Another point about small nodes is that they are harder to schedule efficiently. Resources effectively get fragmented; there might not be enough left on a small node to schedule a new task. Big nodes pack more efficiently.

Operations

What is the most effective way of cooling servers? This is heavily related to power density (# of servers / volume), with a higher power density being a more efficient use of a datacenter. The current canonical strategy seems to be alternating hot and cold aisles, with cold air pumped up through the floor by a central AC unit. Modular container datacenters seem to be another strategy, which are effective because they can be designed very tightly and are self-contained.
What is the most efficient way of cooling server? This relates to economic costs; it's claimed that cooling can account for 40% of load, which is a big power bill.

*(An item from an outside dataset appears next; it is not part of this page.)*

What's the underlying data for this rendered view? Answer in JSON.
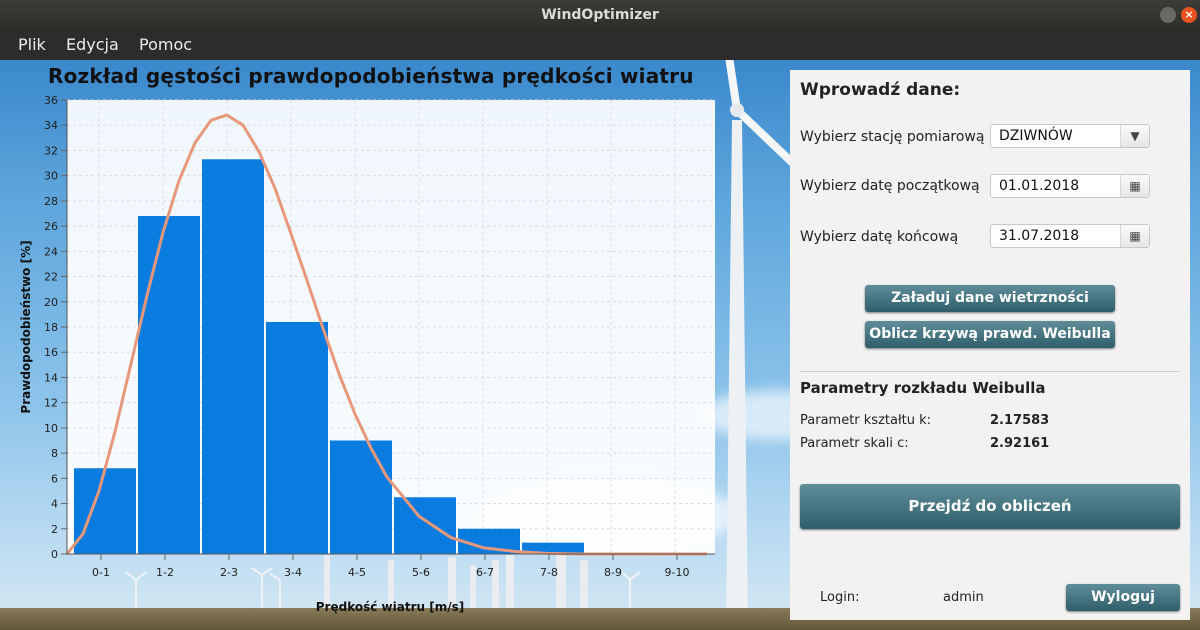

One question I had here was that they mention that UPSes are generally in a separate room, with just the power distribution unit on the floor. I remember reading that Google integrated batteries right into their servers, but maybe one source or the other is outdated. Having a battery right in the server might increase fault-tolerance and modularity.

Fault-tolerance

What are the real limitations on availability? Internet is apparently only 99.99% available, and software faults dominate hardware faults (only 10%). Machines apparently last an average of 6 years before replacement, after factoring out "infant mortality", a number I found to be surprisingly high considering how much talk there is of nodes keeling over, but again just indicates that most keeling is due to software faults.
How do you maintain service when faults happen? In a datacenter, a new node fails on the order of hours, so it's not acceptable to become unavailable. This is done through some degree of overprovisioning of resources, and designing software that is fault-tolerant. When operating with faults, it's desirable to have the property of graceful degradation, where the quality of service gradually degrades (e.g. using older cached data, serving reads but denying writes, disabling some features). Fault-tolerance also makes the need for repairs less urgent and thus less expensive.

Tradeoffs

Programming cost vs. hardware cost. Can speed up either by throwing programmers at a problem (squeeze more parallelism from the code), or by buying better hardware (run the same code faster). This is an economic balancing act.

Impact

This textbook isn't going to be winning any awards, but I find it to be a fascinating look into operations and system design at Google. Like I mentioned in my last writeup, there are only going to be more datacenters being built in the future, so advice like this on how to design and build datacenters and datacenter applications is very useful.